Menurut dia, pemilik 98 persen saham PT. BEP yang juga pemegang saham mayoritas PT. Tunas Muda Jaya bernama Herry Beng Koestanto merupakan seorang terpidana berdasarkan putusan Kasasi Mahkamah Agung RI Nomor: 1442 K/Pid/2016.
Dalam putusan yang telah inkrah Herry Beng Koestanto menjalani hukuman selama 8 tahun penjara, dalam dua perkara pidana penipuan, dengan total nilai kerugian mencapai Rp1 triliun.

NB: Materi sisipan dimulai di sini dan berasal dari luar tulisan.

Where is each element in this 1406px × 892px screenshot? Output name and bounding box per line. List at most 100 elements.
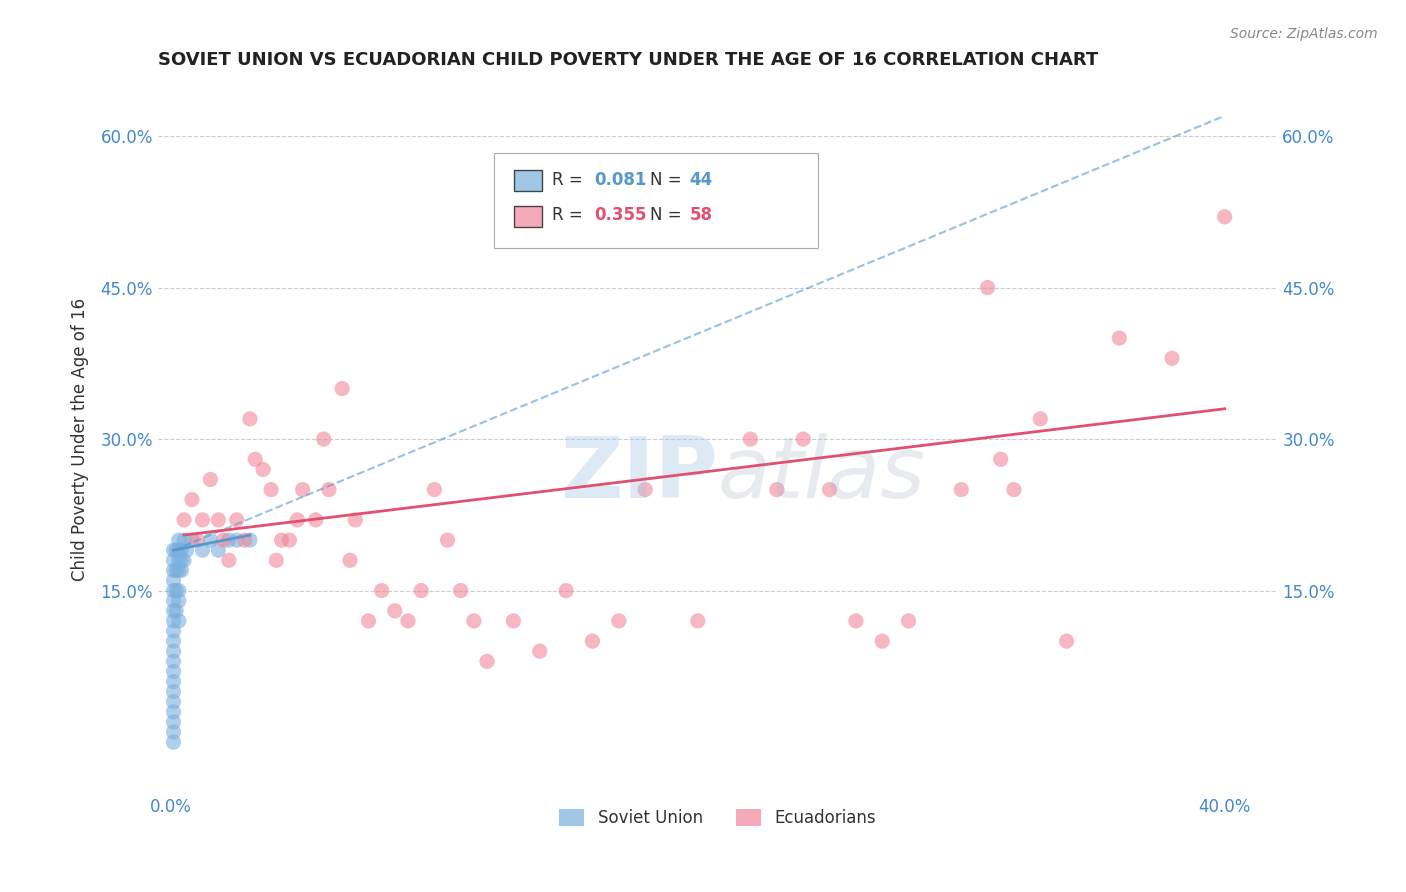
Point	[162, 574, 184, 588]
Point	[207, 543, 229, 558]
Point	[529, 644, 551, 658]
Point	[162, 593, 184, 607]
Point	[218, 533, 240, 547]
Point	[167, 543, 190, 558]
Point	[181, 533, 204, 547]
Point	[170, 553, 193, 567]
Point	[167, 533, 190, 547]
Legend: Soviet Union, Ecuadorians: Soviet Union, Ecuadorians	[553, 802, 883, 834]
Point	[475, 654, 498, 668]
Point	[162, 583, 184, 598]
Point	[357, 614, 380, 628]
Point	[1002, 483, 1025, 497]
Point	[162, 654, 184, 668]
Point	[167, 593, 190, 607]
Point	[411, 583, 433, 598]
Point	[162, 543, 184, 558]
Point	[181, 492, 204, 507]
Point	[607, 614, 630, 628]
Text: Source: ZipAtlas.com: Source: ZipAtlas.com	[1230, 27, 1378, 41]
Point	[162, 614, 184, 628]
Point	[312, 432, 335, 446]
Point	[162, 604, 184, 618]
Text: ZIP: ZIP	[560, 433, 717, 516]
Point	[167, 614, 190, 628]
Point	[305, 513, 328, 527]
Point	[165, 604, 187, 618]
Point	[370, 583, 392, 598]
Point	[225, 513, 247, 527]
Point	[162, 674, 184, 689]
Point	[162, 705, 184, 719]
Point	[581, 634, 603, 648]
Point	[1213, 210, 1236, 224]
Text: 58: 58	[689, 206, 713, 224]
Point	[167, 583, 190, 598]
Point	[766, 483, 789, 497]
Point	[740, 432, 762, 446]
Point	[291, 483, 314, 497]
Point	[1161, 351, 1184, 366]
Point	[207, 513, 229, 527]
Point	[260, 483, 283, 497]
Text: 44: 44	[689, 170, 713, 188]
Point	[167, 563, 190, 577]
Point	[225, 533, 247, 547]
Point	[634, 483, 657, 497]
Point	[344, 513, 367, 527]
Point	[162, 665, 184, 679]
Point	[450, 583, 472, 598]
Point	[339, 553, 361, 567]
Point	[162, 735, 184, 749]
Point	[173, 513, 195, 527]
Y-axis label: Child Poverty Under the Age of 16: Child Poverty Under the Age of 16	[72, 298, 89, 581]
Point	[162, 684, 184, 698]
Text: N =: N =	[651, 170, 688, 188]
Point	[200, 473, 222, 487]
Text: N =: N =	[651, 206, 688, 224]
FancyBboxPatch shape	[513, 206, 541, 227]
Point	[1108, 331, 1130, 345]
Point	[245, 452, 267, 467]
Point	[200, 533, 222, 547]
Point	[162, 644, 184, 658]
Point	[162, 695, 184, 709]
Point	[162, 553, 184, 567]
Point	[976, 280, 998, 294]
Point	[239, 412, 262, 426]
Point	[170, 543, 193, 558]
Point	[165, 563, 187, 577]
Point	[270, 533, 292, 547]
Point	[233, 533, 256, 547]
Text: R =: R =	[551, 206, 588, 224]
Point	[792, 432, 814, 446]
Point	[285, 513, 308, 527]
Point	[162, 725, 184, 739]
Point	[818, 483, 841, 497]
FancyBboxPatch shape	[513, 169, 541, 191]
Point	[162, 634, 184, 648]
Point	[1056, 634, 1078, 648]
Point	[165, 543, 187, 558]
Point	[950, 483, 973, 497]
Point	[173, 533, 195, 547]
Point	[990, 452, 1012, 467]
Point	[167, 553, 190, 567]
Point	[278, 533, 301, 547]
Text: 0.081: 0.081	[595, 170, 647, 188]
Point	[870, 634, 893, 648]
Point	[176, 543, 198, 558]
Point	[239, 533, 262, 547]
Point	[330, 382, 353, 396]
Point	[423, 483, 446, 497]
Point	[318, 483, 340, 497]
Point	[162, 624, 184, 638]
Text: R =: R =	[551, 170, 588, 188]
Text: atlas: atlas	[717, 433, 925, 516]
Point	[1029, 412, 1052, 426]
Point	[162, 714, 184, 729]
Point	[191, 543, 214, 558]
Text: SOVIET UNION VS ECUADORIAN CHILD POVERTY UNDER THE AGE OF 16 CORRELATION CHART: SOVIET UNION VS ECUADORIAN CHILD POVERTY…	[157, 51, 1098, 69]
Point	[502, 614, 524, 628]
Point	[384, 604, 406, 618]
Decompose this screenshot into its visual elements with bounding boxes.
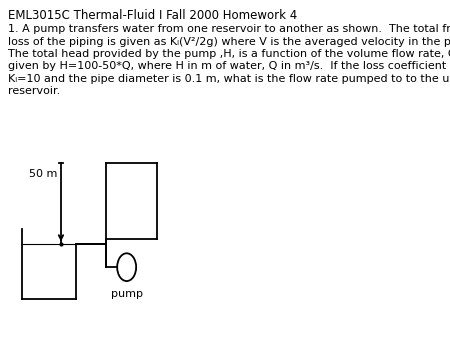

“Mempertimbangkan fakta-fakta tersebut, untuk mencegah timbulnya pidana lanjutan dan jatuhnya korban-korban penipuan baru harusnya Dirjen Minerba memasukan nama PT. BEP sebagai perusahaan yang harus dicabut ijin IUP-nya sebagai manifestasi pengejawantahan adanya fungsi pengawasan oleh negara dan bukan malah melindunginya,” pungkasnya. (Sofyan)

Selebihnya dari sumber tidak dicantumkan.